This project focuses on sentiment analysis of ChatGPT reviews collected from the AppStore. The system analyzes the sentiment of user reviews and classifies them into positive, negative, or neutral categories.
Sentiment analysis plays a crucial role in understanding public opinion and can provide valuable insights for businesses, marketing campaigns, and decision-making processes.
The dataset for this project was sourced from the AppStore, a popular platform for iOS applications. It consists of user reviews for ChatGPT App. Each review includes the date,review title,review text and the corresponding rating given by the user.
Collected Data can be find here.
- Python
- Jupyter
- Data Collection: app_store_scraper
- Data Manipulation: Pandas, numpy
- Data Preprocessing: imblearn
- Machine Learning: scikit, xgboost
- Natural Language Processing: spacy, re, nltk
- Data Visualisation: matplotlib, seaborn, wordcloud
- Data collection: Collected the ChatGPT reviews data from AppStore.

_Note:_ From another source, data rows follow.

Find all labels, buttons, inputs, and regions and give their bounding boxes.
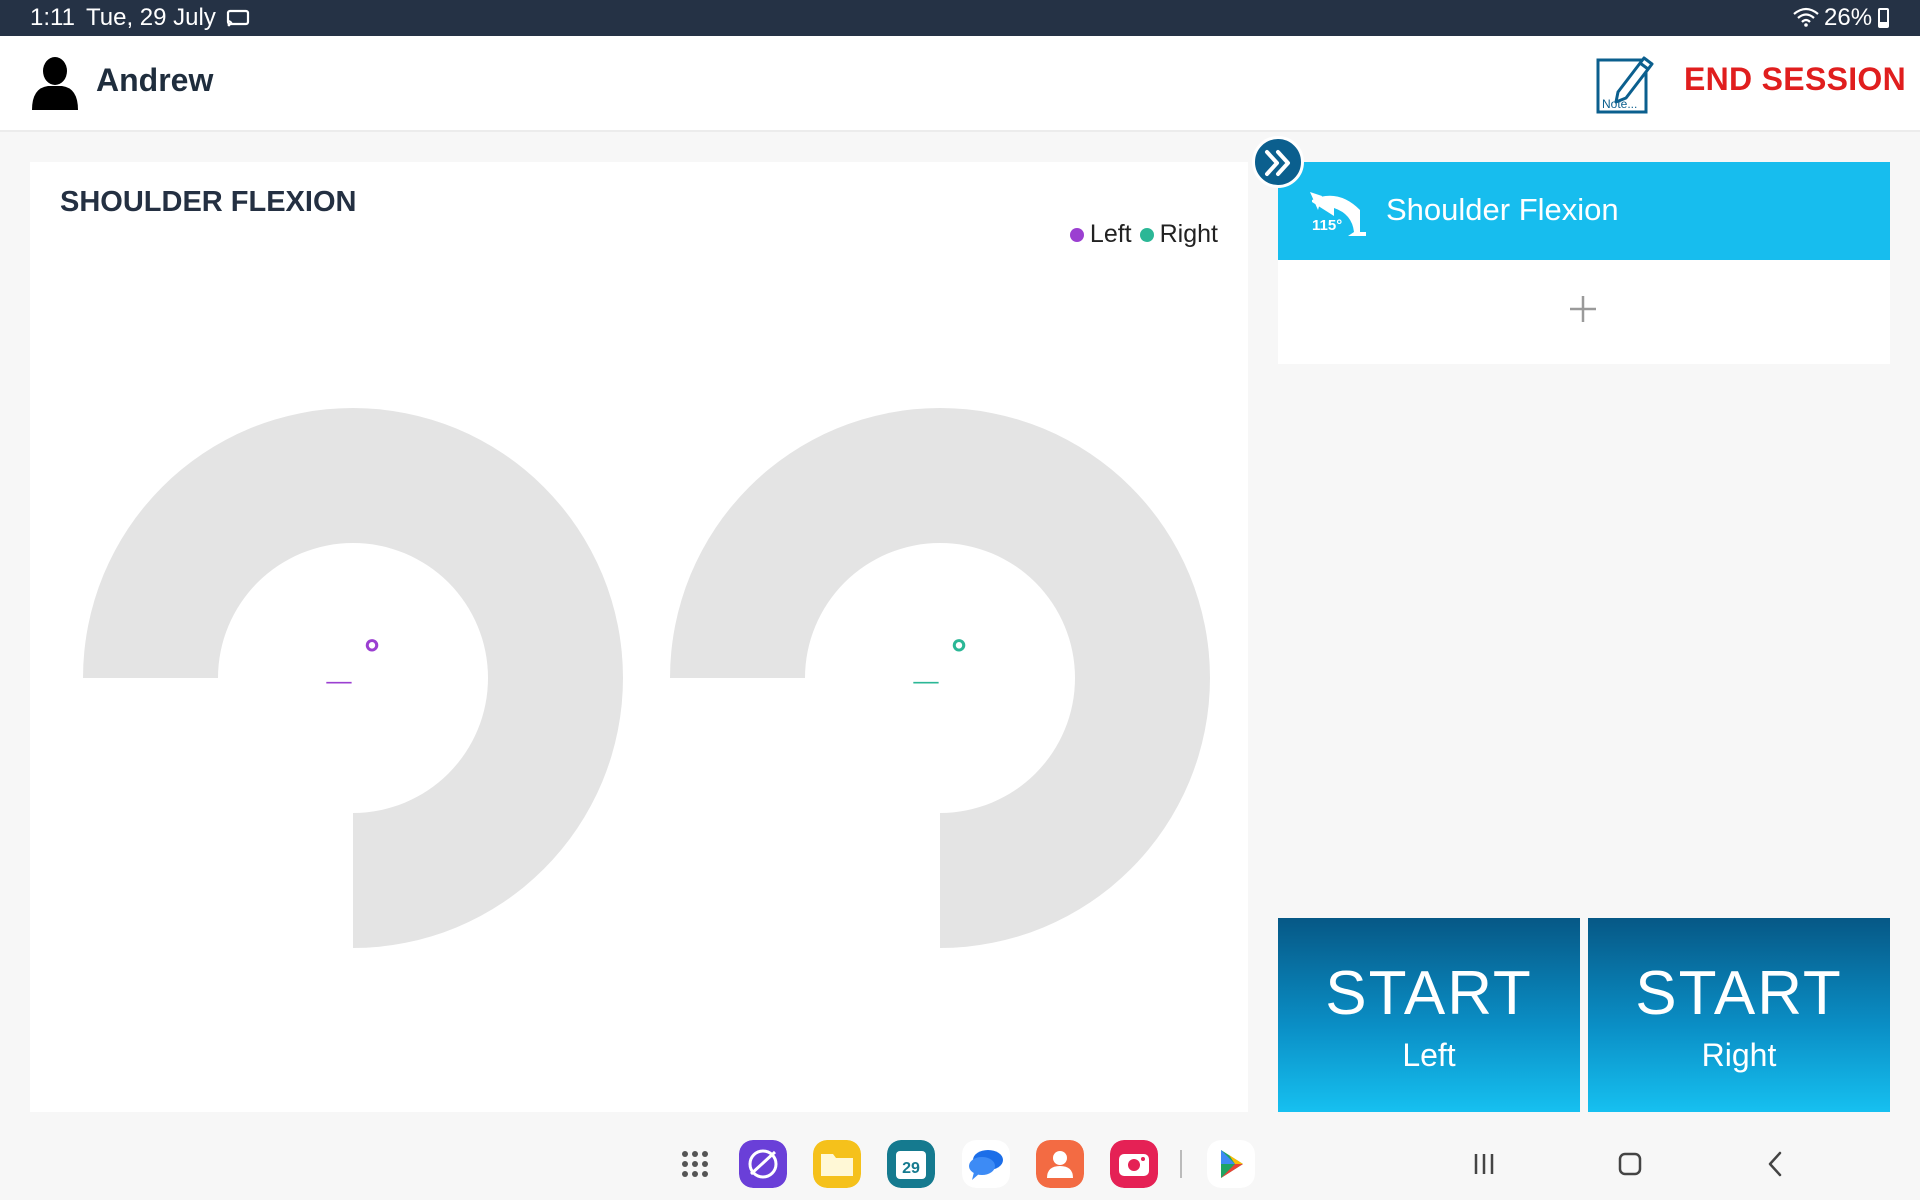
- cast-icon: [226, 9, 250, 27]
- add-exercise-button[interactable]: [1278, 260, 1890, 364]
- apps-grid-icon[interactable]: [671, 1140, 719, 1188]
- arc-angle-icon: 115°: [1310, 192, 1366, 236]
- right-gauge-track: [670, 408, 1210, 948]
- status-bar: 1:11 Tue, 29 July 26%: [0, 0, 1920, 36]
- status-time: 1:11: [30, 4, 75, 31]
- app-header: Andrew Note... END SESSION: [0, 36, 1920, 132]
- left-gauge-track: [83, 408, 623, 948]
- gauge-area: _ ° _ °: [83, 408, 1210, 948]
- collapse-panel-button[interactable]: [1252, 136, 1304, 188]
- left-gauge-value: _: [326, 639, 352, 688]
- home-icon[interactable]: [1606, 1140, 1654, 1188]
- exercise-icon-label: 115°: [1312, 217, 1342, 234]
- contacts-icon[interactable]: [1036, 1140, 1084, 1188]
- double-chevron-right-icon: [1265, 150, 1290, 176]
- play-store-icon[interactable]: [1207, 1140, 1255, 1188]
- user-avatar-icon[interactable]: [30, 56, 80, 110]
- internet-icon[interactable]: [739, 1140, 787, 1188]
- note-icon[interactable]: Note...: [1596, 52, 1654, 116]
- battery-percentage: 26%: [1824, 4, 1873, 31]
- end-session-button[interactable]: END SESSION: [1684, 61, 1906, 98]
- exercise-shoulder-flexion[interactable]: 115° Shoulder Flexion: [1278, 162, 1890, 260]
- user-name: Andrew: [96, 62, 214, 98]
- files-icon[interactable]: [813, 1140, 861, 1188]
- right-gauge-value: _: [913, 639, 939, 688]
- camera-icon[interactable]: [1110, 1140, 1158, 1188]
- start-left-side: Left: [1402, 1037, 1456, 1073]
- calendar-day: 29: [902, 1160, 920, 1177]
- calendar-icon[interactable]: 29: [887, 1140, 935, 1188]
- right-gauge-degree: °: [951, 632, 967, 676]
- start-left-label: START: [1325, 959, 1533, 1028]
- dock-divider: [1180, 1150, 1182, 1178]
- left-gauge: _ °: [83, 408, 623, 948]
- start-left-button[interactable]: START Left: [1278, 918, 1580, 1112]
- plus-icon: [1570, 296, 1596, 322]
- status-date: Tue, 29 July: [86, 4, 216, 31]
- navigation-bar: 29: [0, 1126, 1920, 1200]
- recent-apps-icon[interactable]: [1460, 1140, 1508, 1188]
- battery-icon: [1878, 8, 1889, 28]
- start-right-side: Right: [1701, 1037, 1777, 1073]
- right-gauge: _ °: [670, 408, 1210, 948]
- start-right-label: START: [1635, 959, 1843, 1028]
- note-label: Note...: [1602, 97, 1637, 111]
- exercise-name: Shoulder Flexion: [1386, 192, 1619, 227]
- left-gauge-degree: °: [364, 632, 380, 676]
- messages-icon[interactable]: [962, 1140, 1010, 1188]
- start-right-button[interactable]: START Right: [1588, 918, 1890, 1112]
- shoulder-flexion-chart-card: SHOULDER FLEXION Left Right _ ° _ °: [30, 162, 1248, 1112]
- back-icon[interactable]: [1752, 1140, 1800, 1188]
- wifi-icon: [1793, 7, 1819, 27]
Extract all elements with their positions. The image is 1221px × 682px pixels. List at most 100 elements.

- Data Preprocessing: Cleaned and preprocessed the raw text data to make it suitable for analysis. Steps include:
- Removed punctuation, special characters, emojis, stopwords and irrelevant information.
- Tokenization: Splitting the text into individual words or tokens.
- Normalization: Applied lemmatization to reduce words to their base or root form.
- Categorizing the reviews based on their star ratings: 5 and 4 stars as positive sentiment, 3 stars as neutral sentiment, and 1 and 2 stars as negative sentiment.
- Handled Imbalanced Data: Sentiment classes in the dataset were imbalanced (e.g., significantly more positive reviews compared t negative reviews and neutral reviews), addressed the issue using techniques such as Synthetic Minority Over-sampling Technique (SMOTE).
- Data Visualization: Visualized the reviews, positive, negative, and neutral sentiment using word clouds. This provided an intuitive representation of the most frequent and impactful words associated with each sentiment category.
- Model Training: Implemented and trained various machine learning algorithms such as logistic regression, Multinomial NB, random forests, and XGB.
- Model Evaluation: Assessed the performance of each model using metrics such as accuracy, precision, recall, F1-score. Selected the best-performing model.
Based on the evaluation results, the best-performing model was XGBoost which achieved an accuracy of 87% and F1-score of more than 85%.
- Increase the Training Data: Collect more diverse and representative user reviews to expand the training dataset. This can help improve the model's generalization and performance on a wider range of reviews.
- Fine-tune the Model: Experiment with different fine-tuning techniques and hyperparameter tuning to enhance the performance of the sentiment analysis model.
- Explore Different Language Models: There are various pre-trained models available, such as BERT, GPT-2, or RoBERTa, which might provide different insights and performance for sentiment analysis tasks.